Mettiamo che lo dica. Perché vorrebbe dirlo, se solo non lo guidasse la responsabilità che ebbe la dabbenaggine di assumersi, tanti anni fa. Ma mettiamo che ora, la misura è colma, la noia avanza, i polli in festa, la giostra parlamentare fuori controllo, lo dica: “mi avete rotto le scatole, ciao ciao bambini.”
Subitaneamente la borsa schizzerebbe verso l’alto, ormai non c’è bisogno di essere del ramo, lo sappiamo. Corradino Mineo camminerebbe sull’acqua per qualche metro, Fini si affaccerebbe dal balcone della casa di Montecarlo con la sciura Tulliani ex-Gaucci salutando i monegaschi distratti, Scajola pure si affaccerebbe dalla casa di Roma, ma a sua insaputa. Nelle piazze ci sarebbe una gran festa viola e De Capitani officerebbe il Sabbah. E poi?
La fronda dei morti avanza. Gongolano, nella notte nera, non sanno che al primo raggio di sole saranno ridotti in polvere.
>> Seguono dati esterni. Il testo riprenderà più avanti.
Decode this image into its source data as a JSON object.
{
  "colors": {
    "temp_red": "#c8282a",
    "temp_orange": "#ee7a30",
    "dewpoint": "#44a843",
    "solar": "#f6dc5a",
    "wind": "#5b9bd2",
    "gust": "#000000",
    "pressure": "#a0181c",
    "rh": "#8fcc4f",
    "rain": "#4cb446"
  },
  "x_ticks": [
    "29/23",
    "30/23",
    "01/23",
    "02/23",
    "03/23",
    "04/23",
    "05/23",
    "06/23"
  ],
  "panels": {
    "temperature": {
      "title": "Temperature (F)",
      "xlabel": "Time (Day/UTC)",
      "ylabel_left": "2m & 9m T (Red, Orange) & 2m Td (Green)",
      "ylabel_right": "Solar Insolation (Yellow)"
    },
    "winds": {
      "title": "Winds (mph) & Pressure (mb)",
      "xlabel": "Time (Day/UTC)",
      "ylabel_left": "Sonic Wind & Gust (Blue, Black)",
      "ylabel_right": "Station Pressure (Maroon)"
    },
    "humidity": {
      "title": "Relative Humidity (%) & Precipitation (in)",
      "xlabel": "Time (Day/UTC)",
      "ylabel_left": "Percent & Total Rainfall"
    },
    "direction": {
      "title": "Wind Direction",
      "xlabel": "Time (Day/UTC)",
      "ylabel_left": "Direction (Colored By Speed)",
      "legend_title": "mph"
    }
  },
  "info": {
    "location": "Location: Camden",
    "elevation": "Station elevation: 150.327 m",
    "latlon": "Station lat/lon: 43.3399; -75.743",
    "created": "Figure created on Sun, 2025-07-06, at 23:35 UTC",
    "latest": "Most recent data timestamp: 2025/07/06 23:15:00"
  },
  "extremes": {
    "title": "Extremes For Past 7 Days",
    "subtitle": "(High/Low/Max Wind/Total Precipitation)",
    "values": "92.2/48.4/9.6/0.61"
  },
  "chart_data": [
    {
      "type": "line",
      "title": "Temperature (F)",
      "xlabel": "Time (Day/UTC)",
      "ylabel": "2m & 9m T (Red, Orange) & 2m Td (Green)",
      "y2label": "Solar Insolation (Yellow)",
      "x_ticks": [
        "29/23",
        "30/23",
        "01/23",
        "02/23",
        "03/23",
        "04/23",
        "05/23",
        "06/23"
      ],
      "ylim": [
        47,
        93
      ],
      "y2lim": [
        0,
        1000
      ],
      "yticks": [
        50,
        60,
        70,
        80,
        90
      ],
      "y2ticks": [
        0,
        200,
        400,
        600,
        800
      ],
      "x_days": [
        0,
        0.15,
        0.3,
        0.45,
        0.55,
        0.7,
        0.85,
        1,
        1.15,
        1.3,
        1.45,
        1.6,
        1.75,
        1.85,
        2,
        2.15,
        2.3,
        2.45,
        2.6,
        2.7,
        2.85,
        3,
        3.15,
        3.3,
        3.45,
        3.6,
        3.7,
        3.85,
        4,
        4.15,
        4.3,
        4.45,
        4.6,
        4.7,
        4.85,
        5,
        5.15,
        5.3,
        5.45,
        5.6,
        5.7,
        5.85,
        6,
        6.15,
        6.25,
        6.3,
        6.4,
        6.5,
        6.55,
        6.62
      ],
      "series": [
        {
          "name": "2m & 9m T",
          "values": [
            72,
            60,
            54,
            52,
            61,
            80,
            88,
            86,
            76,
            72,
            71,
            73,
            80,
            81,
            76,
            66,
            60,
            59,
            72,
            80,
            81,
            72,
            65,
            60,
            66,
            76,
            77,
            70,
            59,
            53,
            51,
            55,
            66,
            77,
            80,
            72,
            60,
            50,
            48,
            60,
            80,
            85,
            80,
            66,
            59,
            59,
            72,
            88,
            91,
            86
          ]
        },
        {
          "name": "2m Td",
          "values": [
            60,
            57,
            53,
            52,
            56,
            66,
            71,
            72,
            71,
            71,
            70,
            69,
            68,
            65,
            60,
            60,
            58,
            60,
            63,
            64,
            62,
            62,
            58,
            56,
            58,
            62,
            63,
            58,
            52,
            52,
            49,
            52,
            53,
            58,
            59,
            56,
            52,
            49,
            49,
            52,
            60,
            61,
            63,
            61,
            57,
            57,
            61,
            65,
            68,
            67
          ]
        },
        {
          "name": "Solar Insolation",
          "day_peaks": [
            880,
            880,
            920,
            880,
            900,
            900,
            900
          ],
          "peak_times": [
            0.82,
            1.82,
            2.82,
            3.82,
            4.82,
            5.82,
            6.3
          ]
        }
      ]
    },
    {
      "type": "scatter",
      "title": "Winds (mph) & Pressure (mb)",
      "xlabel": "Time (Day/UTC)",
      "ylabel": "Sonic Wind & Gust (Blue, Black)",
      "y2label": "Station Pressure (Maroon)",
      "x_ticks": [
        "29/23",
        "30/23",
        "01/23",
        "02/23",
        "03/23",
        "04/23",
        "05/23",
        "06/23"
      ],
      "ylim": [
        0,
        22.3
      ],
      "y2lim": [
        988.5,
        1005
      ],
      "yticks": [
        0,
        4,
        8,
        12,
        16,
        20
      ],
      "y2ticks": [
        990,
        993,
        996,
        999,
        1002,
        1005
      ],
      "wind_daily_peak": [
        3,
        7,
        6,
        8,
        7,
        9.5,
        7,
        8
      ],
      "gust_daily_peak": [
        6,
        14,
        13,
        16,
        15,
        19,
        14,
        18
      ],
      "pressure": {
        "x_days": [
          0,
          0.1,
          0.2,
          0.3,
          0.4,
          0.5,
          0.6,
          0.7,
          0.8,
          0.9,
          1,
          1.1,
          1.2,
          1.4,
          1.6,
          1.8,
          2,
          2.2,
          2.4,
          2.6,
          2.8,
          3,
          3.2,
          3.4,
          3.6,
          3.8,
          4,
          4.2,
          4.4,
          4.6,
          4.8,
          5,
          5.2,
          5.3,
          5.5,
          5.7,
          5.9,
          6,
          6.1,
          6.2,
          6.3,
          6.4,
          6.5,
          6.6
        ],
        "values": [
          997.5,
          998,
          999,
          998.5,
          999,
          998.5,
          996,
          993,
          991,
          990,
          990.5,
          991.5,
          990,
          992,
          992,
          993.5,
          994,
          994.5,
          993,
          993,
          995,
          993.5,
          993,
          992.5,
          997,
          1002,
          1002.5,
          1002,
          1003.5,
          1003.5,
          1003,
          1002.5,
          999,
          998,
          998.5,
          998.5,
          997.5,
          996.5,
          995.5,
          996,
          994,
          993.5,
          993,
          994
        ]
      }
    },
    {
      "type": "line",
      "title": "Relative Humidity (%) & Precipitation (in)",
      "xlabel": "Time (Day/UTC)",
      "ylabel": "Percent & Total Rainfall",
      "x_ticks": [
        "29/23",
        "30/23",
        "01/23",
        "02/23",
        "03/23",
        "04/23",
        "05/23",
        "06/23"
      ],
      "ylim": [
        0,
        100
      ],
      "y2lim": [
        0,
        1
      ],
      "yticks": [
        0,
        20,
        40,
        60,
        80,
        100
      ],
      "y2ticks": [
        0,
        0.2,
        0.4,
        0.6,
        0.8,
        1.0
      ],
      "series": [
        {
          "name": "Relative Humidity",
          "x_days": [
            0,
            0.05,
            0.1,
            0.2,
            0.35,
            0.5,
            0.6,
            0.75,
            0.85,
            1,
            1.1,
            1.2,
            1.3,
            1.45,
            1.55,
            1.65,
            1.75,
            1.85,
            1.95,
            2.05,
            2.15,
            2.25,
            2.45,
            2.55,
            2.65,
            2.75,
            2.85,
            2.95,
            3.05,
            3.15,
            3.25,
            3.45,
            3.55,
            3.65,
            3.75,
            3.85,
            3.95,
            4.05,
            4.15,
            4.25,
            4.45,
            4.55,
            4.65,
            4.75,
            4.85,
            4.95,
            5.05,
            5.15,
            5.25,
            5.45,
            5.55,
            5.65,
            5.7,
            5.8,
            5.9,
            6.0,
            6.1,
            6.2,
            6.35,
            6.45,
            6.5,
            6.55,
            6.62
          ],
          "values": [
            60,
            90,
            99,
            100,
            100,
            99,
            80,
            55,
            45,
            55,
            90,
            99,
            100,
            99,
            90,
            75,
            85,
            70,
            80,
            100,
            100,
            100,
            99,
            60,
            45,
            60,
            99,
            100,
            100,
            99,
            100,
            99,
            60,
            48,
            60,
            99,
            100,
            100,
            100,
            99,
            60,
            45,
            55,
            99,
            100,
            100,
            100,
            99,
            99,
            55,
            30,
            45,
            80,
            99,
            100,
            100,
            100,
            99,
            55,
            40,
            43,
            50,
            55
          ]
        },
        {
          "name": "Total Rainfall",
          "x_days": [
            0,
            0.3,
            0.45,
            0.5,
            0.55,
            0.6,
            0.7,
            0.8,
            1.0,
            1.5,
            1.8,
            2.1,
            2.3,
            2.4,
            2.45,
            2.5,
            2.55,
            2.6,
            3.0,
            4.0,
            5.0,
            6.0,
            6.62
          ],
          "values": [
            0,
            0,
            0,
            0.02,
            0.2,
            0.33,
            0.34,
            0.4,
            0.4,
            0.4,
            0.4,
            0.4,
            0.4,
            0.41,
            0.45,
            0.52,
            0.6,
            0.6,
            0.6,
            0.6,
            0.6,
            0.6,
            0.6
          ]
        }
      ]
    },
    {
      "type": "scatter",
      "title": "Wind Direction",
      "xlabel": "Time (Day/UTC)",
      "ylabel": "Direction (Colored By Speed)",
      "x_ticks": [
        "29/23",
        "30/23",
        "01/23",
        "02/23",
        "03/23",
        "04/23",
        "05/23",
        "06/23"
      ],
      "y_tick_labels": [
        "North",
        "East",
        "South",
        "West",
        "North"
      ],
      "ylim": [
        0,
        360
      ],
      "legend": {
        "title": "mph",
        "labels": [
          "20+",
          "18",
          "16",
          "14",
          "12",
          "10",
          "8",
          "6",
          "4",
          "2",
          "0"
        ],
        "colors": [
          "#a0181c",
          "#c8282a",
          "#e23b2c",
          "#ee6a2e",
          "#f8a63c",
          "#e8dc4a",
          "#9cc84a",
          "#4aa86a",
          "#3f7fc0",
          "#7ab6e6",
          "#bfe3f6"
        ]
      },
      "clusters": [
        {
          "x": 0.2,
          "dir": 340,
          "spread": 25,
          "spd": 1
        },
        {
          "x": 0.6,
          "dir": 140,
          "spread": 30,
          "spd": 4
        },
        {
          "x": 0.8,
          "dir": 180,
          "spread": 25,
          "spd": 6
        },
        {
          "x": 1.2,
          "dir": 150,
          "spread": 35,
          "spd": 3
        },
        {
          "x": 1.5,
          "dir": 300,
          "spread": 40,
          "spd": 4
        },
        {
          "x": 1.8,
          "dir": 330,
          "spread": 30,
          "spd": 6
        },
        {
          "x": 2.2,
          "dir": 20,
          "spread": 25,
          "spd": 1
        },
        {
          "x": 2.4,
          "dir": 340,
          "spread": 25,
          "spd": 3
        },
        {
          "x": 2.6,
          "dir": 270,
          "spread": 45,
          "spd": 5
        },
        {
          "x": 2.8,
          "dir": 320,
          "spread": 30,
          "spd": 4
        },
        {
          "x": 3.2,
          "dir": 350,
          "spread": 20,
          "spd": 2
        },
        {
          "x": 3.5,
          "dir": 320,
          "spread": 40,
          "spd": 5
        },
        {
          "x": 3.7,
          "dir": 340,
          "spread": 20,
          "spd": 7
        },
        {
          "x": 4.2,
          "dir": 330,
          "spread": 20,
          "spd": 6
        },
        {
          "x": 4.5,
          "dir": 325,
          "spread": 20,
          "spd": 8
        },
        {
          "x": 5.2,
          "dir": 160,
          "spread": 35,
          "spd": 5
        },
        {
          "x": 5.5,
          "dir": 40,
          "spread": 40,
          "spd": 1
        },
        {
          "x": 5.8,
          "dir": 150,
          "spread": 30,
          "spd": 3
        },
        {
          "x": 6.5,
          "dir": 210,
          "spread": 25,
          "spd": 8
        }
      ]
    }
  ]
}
Avessero mai in questi diciassette lunghi anni, dato un flebile cenno di avere minerva. In testa avevano una cosa sola: liberarsi di quell’atipico buontempone che voleva rompere tutte le dannate catene di Sant’Antonio che ricattano l’Italia. Il bipolarismo piace agli elettori, non agli eletti. Il bipolarismo è contro le parrocchiette e le spartizioni: va abbattuto. La riforma della giustizia non s’ha da fare. Fa comodo a tutti l’andazzo: ai politici furbi, che se la cavano sempre amoreggiando con le procure e contrattando impunità contro tradimento, ai magistrati che continuano a fare il bello ed il cattivo tempo, super-privilegiati, unti, presuntuosi e pretestuosi, ai criminali che se la spassano indisturbati, e a molti cittadini. Causa civile? Campa cavallo. Penale? Uguale. Per non parlare degli avvocati, nero a tutta birra ed incarichi eterni. Liberalizzazioni? E perché? Liberalizzare vuol dire dare possibilità, cedere quote di potere a qualcun altro, non se ne parla. Contrattazione diversificata? E perché? I finti industriali da salotto dal connubio con i sindacati ricavano gloria e profitti. Mica lavorano loro. Lavorano rumeni, cinesi, neri, e loro a straparlare con le sciarpette firmate e i braccialetti. Il popolo dei privilegiati è maggioritario. Include insegnanti, sovrintendenti, giornalisti, confindustriali, ordini professionali, uscieri, segretari comunali, portaborse, finte vittime della mafia, pentiti da operetta. L’elenco è troppo lungo, ma ci siamo capiti. Peggiori, molto peggiori dei giacobini, che se non altro erano mossi da fanatismo ideologico, non da puro strumentalismo. Questa massa becera che brama il caos per restare in sella, che non conosce scrupoli e che aborre la cultura e la meritocrazia non vuole che ci sia Italia.
L’avranno vinta. Certo. Ma quando finalmente avranno assaltato il palazzo e abbattuto “il tiranno”, cosa accadrà? C’è una minoranza silenziosa, sparsa in ogni contrada dello stivale, di brava gente che lavora di giorno, di notte, in silenzio, che non conosce malattia, al Nord ed al Sud, costretta a pagare il pizzo, a fare il nero-per-forza e che produce ricchezza e rispettabilità. Uomini senza ribalta televisiva, donne con le mani screpolate, bravi ragazzi. Gente di cui Marcegaglia, Montezemolo, Casini, Scajola, non conoscono l’esistenza asserragliati nei loro salotti, sulle poltrone di velluto. “Garzoni di bottega”, divenuti epiteto per offendere i gentiluomini. Da De Amicis a Della Valle ne abbiamo fatti di passi indietro, verso il precipizio. Loro stringevano la mano al Cav, ultima speranza. Che faranno questa volta? Assentiranno mogi, oppure prenderanno i martelli, le scope, le colle, la pittura, i bastoni dirigendosi composti verso Montecitorio? Sono loro che tengono in piedi l’Italia, mica questi tamarri dei vips. Solo che non lo sanno. Lo sapeva il Cav che in fondo era uno di loro, virtù e vizi, “il teatrino” lo chiamava. Scomparso lui, resteranno le marionette. Povera Italia.